Suzanne Nossel currently serves as the Chief Executive Officer of PEN America, the leading human rights and free expression organization, and she is author of Dare to Speak: Defending Free Speech for All. Since joining in 2013, she has more than doubled the organization’s staff, budget, and membership, spearheaded the unification with PEN Center USA in Los Angeles and the establishment of a Washington, DC office, and overseen groundbreaking work on free expression in Hong Kong and China, Myanmar, Eurasia, and the United States. She is a leading voice on free expression issues in the United States and globally, writing and being interviewed frequently for national and international media outlets.

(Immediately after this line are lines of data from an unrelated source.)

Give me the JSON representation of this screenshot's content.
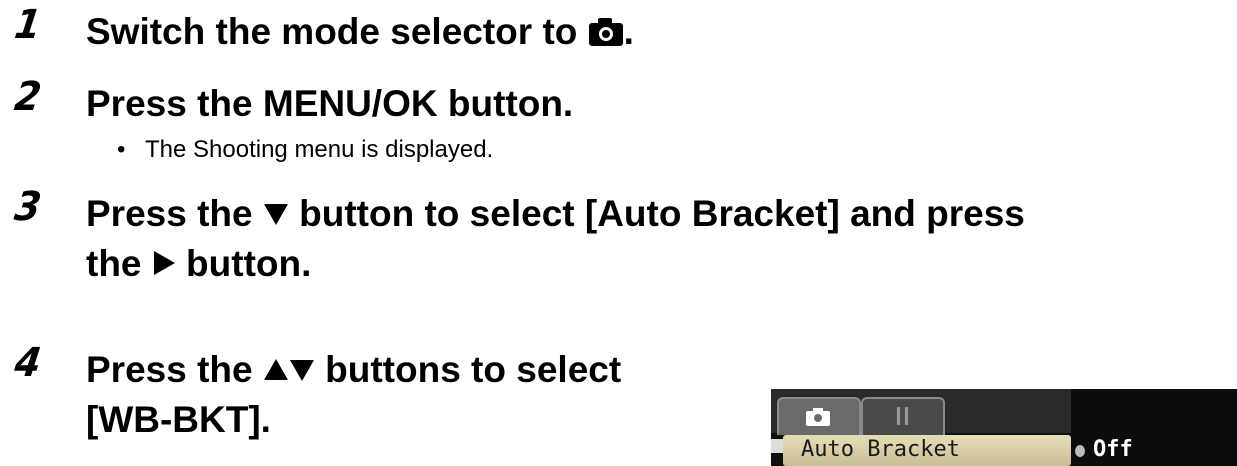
{
  "steps": [
    {
      "number": "1",
      "title_before": "Switch the mode selector to ",
      "title_icon": "camera-icon",
      "title_after": "."
    },
    {
      "number": "2",
      "title": "Press the MENU/OK button.",
      "bullet": "The Shooting menu is displayed."
    },
    {
      "number": "3",
      "line1_before": "Press the ",
      "line1_icon": "down-triangle-icon",
      "line1_after": " button to select [Auto Bracket] and press",
      "line2_before": "the ",
      "line2_icon": "right-triangle-icon",
      "line2_after": " button."
    },
    {
      "number": "4",
      "line1_before": "Press the ",
      "line1_icon": "up-down-triangles-icon",
      "line1_after": " buttons to select",
      "line2": "[WB-BKT]."
    }
  ],
  "lcd": {
    "tab_camera_icon": "camera-icon",
    "tab_setup_icon": "wrench-icon",
    "menu_item_label": "Auto Bracket",
    "menu_item_value": "Off",
    "highlight_color": "#e6dcb6"
  }
}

Her prior career spanned government service and leadership roles in the corporate and nonprofit sectors. She has served as the Chief Operating Officer of Human Rights Watch and as Executive Director of Amnesty International USA. During the first term of the Obama Administration, Nossel served as Deputy Assistant Secretary of State for International Organizations, where she led US engagement in the United Nations and multilateral institutions on human rights and humanitarian issues. During the Clinton Administration, Nossel was Deputy to the US Ambassador for UN Management and Reform at the US Mission to the United Nations, where she was the lead negotiator in settling US arrears to the world body. During her corporate career, Nossel served as Vice President of US Business Development for Bertelsmann and as Vice President for Strategy and Operations for the Wall Street Journal.

Nossel coined the term “Smart Power,” which was the title of a 2004 article she published in Foreign Affairs magazine and later became the theme of Secretary of State Hillary Clinton’s tenure in office. Nossel is a featured columnist for Foreign Policy magazine and has published op-eds in The New York Times, Washington Post, LA Times, and dozens of other outlets, as well as scholarly articles in Foreign Affairs, Dissent, Democracy, and other journals. Nossel serves on the Board of Directors of the Tides Foundation. She is a former senior fellow at the Century Foundation, the Center for American Progress, and the Council on Foreign Relations. Nossel is a magna cum laude graduate of both Harvard College and Harvard Law School.

When you expand the authority of government to regulate speech, it will be used in self-serving ways.